最先端を走る鍛造の総合ブランド「TWS」、
その技術力と手間がかかる開発現場へ
レースの世界やスポーツモデルなどのアルミホイールで、耳にする言葉として鍛造がある。
鍛造とは、高い圧力によってアルミ素材を変形させる高度な技法。鍛造技術を極限まで引き出す商品開発などで知られる「TAN-EI-SYA WHEEL SUPPLY(TWS)」では、6061材と呼ばれる専用のアルミを使用し、内部組織の結び付きを強めることで強度が高く、細いスポークや薄いリムの製造を可能としている。
今回の「工場見学」は、そんな鍛造製法で作られる強靭なアルミホイールの製作現場に追ってみた。
軽量かつ高剛性な鍛造ホイールを専門に扱う「TWS」は、工場直結のブランド。
つまり、ホイールのプランニングから生産、出荷に至るまでを自社内で完結させている。巨大な8000tプレス機によって生み出された高密度なアルミホイールの原型を、リム部をスピニング加工で成型し、高精度なマシニング機によって削り出していく。これは驚くほど手間のかかる製法で、とりわけ精密に映る「TWS」製の鍛造ホイールとは掛け離れたイ メージ。たとえばディスクだけでも数種類の超硬ドリルを使い分けながら1本あたり平均2時間かけて削り出し、1本ずつリムを成型し、塗装と表面処理を繰り返すことで完成する流れは、大量生産とは真逆の方向性といえる。

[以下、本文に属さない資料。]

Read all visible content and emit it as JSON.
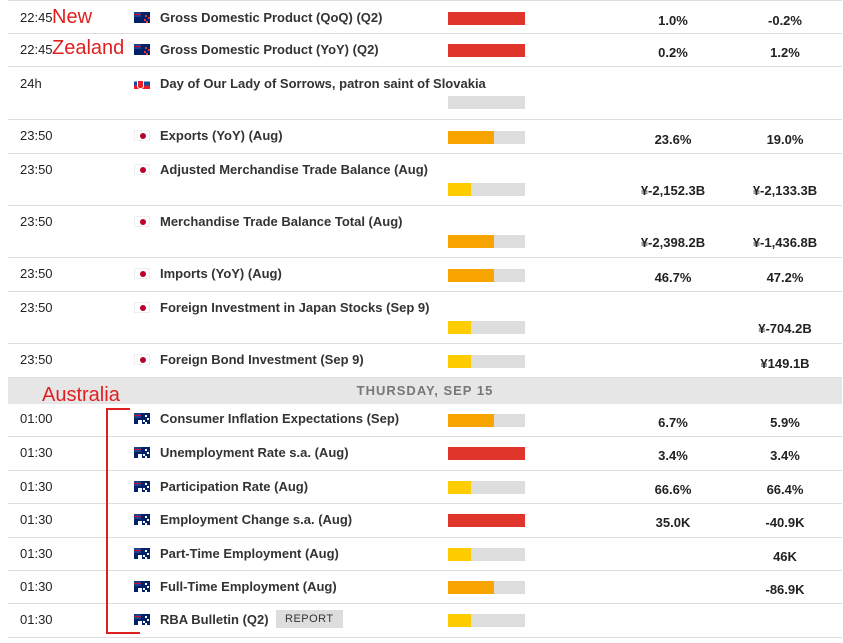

それは製造機材があれば成立する世界ではなく、すべての行程に熟練スタッフの経験と知識を必要とし、超硬ドリルの選定ひとつ、マシニングのデータひとつにノウハウが詰められていた。
【01_製品開発】
デザイナーの描いたラフスケッチをもとに意匠図面を作成し、さらにCGでリアルなデザインを追い込んでいく。
同時に鍛造解析シミュレーションや強度解析ツールによって安全性を確認。鍛造ホイールの特徴である軽量性と高強度、さらに高剛性をバランスさせつつ、意匠図面に近いカタチを原寸大図面に描き起こす。
【02_鍛造】
「TWS」では8000tプレス鍛造機を導入し、鍛造ホイール製造に使用。材料となるアルミの塊を熱し、鍛造機内に設置した金型に向かって高圧で押し付けることで、 鍛造ホイールの元となるデザインへと導くのだ。
かねてよりF1チームにもホイールを供給(加工前の原型)するなど、TWSの高い技術力と信頼性が伺える。
電柱のようなアルミの柱がホイールの原材料となるインゴット。これをサイズに合わせて必要な分だけ切り出して使用する。円柱の塊が1回のプレスで円盤型に変形した。
なお、TWSでは6000tプレス鍛造機も設置。構造は全く同じとなる必要とする圧力に応じて使い分けている。
【03_リム成型】
鍛造機から出てきたホイールは円盤状だが、 これを裂開、スピニングすることでリム形状に伸ばしていく。裂開とは円盤状のディスクからリム製作する際に、ディスクの一部を切り裂く行程。部位の強度を高める効果があるという。
元の形状ではホイールの表裏も分からず、タイヤの引っ掛かりなども存在しないが、リムになる部分を裂開、ロクロのイメージでローラーを掛けることでリムを伸ばす。
裂開前(上写真・右部分)と比べるとリム形状に近くなり、インナーリムが形成されてきているのが分かる。元の円盤状態から比べるとカタチになってきた。
さらにリムを熱しながら延伸加工をすることで、ホイール形状に近づけていく。この作業でリムの強度が飛躍的に高まるというわけだ。